Sólo he llegado a amar una vez y, todo lo demás lo he dejado guardo con llave entre mis sábanas. Ahora, mi almohada respira un único nombre. He intentado quitarme el ensordecedor eco cada noche, pero es imposible abandonarlo...
He respirado amor más veces, aunque ninguna vez tan fuerte. Ahora, más que nunca, me siento como en el exilio de una mísera cárcel, ahuyentado aullidos de deseo inalcanzable.

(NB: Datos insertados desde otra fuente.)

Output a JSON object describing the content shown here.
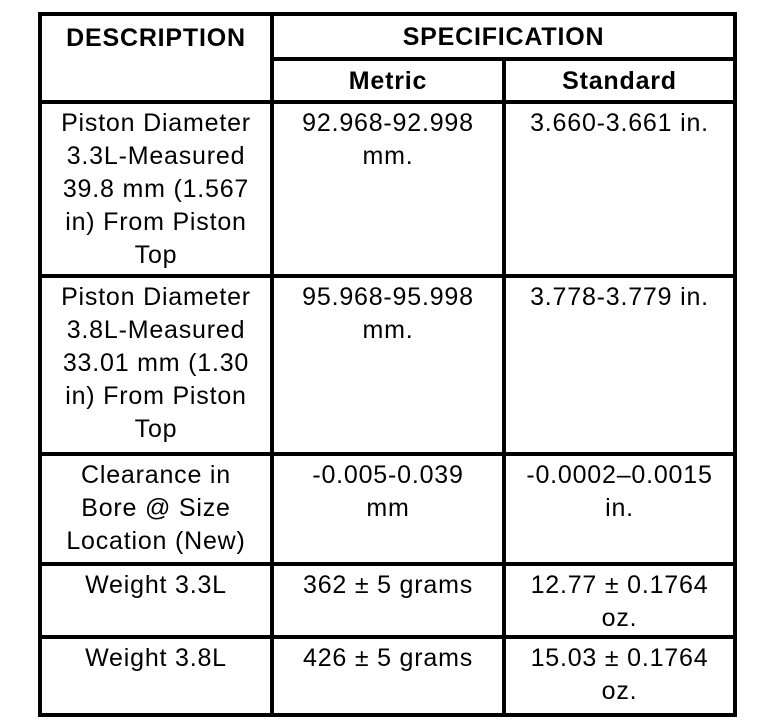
{
  "page": {
    "background_color": "#ffffff",
    "border_color": "#000000",
    "text_color": "#000000"
  },
  "table": {
    "header": {
      "description": "DESCRIPTION",
      "specification": "SPECIFICATION",
      "metric": "Metric",
      "standard": "Standard"
    },
    "rows": [
      {
        "description": "Piston Diameter\n3.3L-Measured\n39.8 mm (1.567\nin) From Piston\nTop",
        "metric": "92.968-92.998\nmm.",
        "standard": "3.660-3.661 in."
      },
      {
        "description": "Piston Diameter\n3.8L-Measured\n33.01 mm (1.30\nin) From Piston\nTop",
        "metric": "95.968-95.998\nmm.",
        "standard": "3.778-3.779 in."
      },
      {
        "description": "Clearance in\nBore @ Size\nLocation (New)",
        "metric": "-0.005-0.039\nmm",
        "standard": "-0.0002–0.0015\nin."
      },
      {
        "description": "Weight 3.3L",
        "metric": "362 ± 5 grams",
        "standard": "12.77 ± 0.1764\noz."
      },
      {
        "description": "Weight 3.8L",
        "metric": "426 ± 5 grams",
        "standard": "15.03 ± 0.1764\noz."
      }
    ]
  }
}
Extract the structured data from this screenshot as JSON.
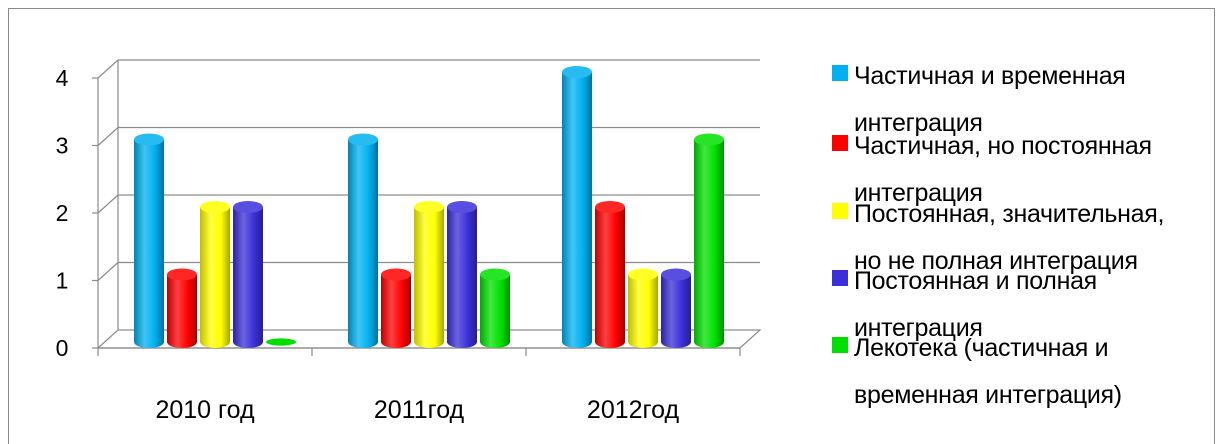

No puedo mentirte, me siento como un animal salvaje; he decidido entregarme a la noche, vagar por las sombras y, tal vez así, llegaré silenciosamente a poseerte. Ya no queda culpa; no queda nada en mí humano que me excuse. 
He sentido pena, desengaño, fervores inconstantes y, aún así, no he sabido valorar las luchas internas que me atemorizan. El deseo me ha llevado a un camino sin retorno, ya no queda salida para ésta tan enferma cura. Y mi almohada, ¡sigue gritando tu nombre!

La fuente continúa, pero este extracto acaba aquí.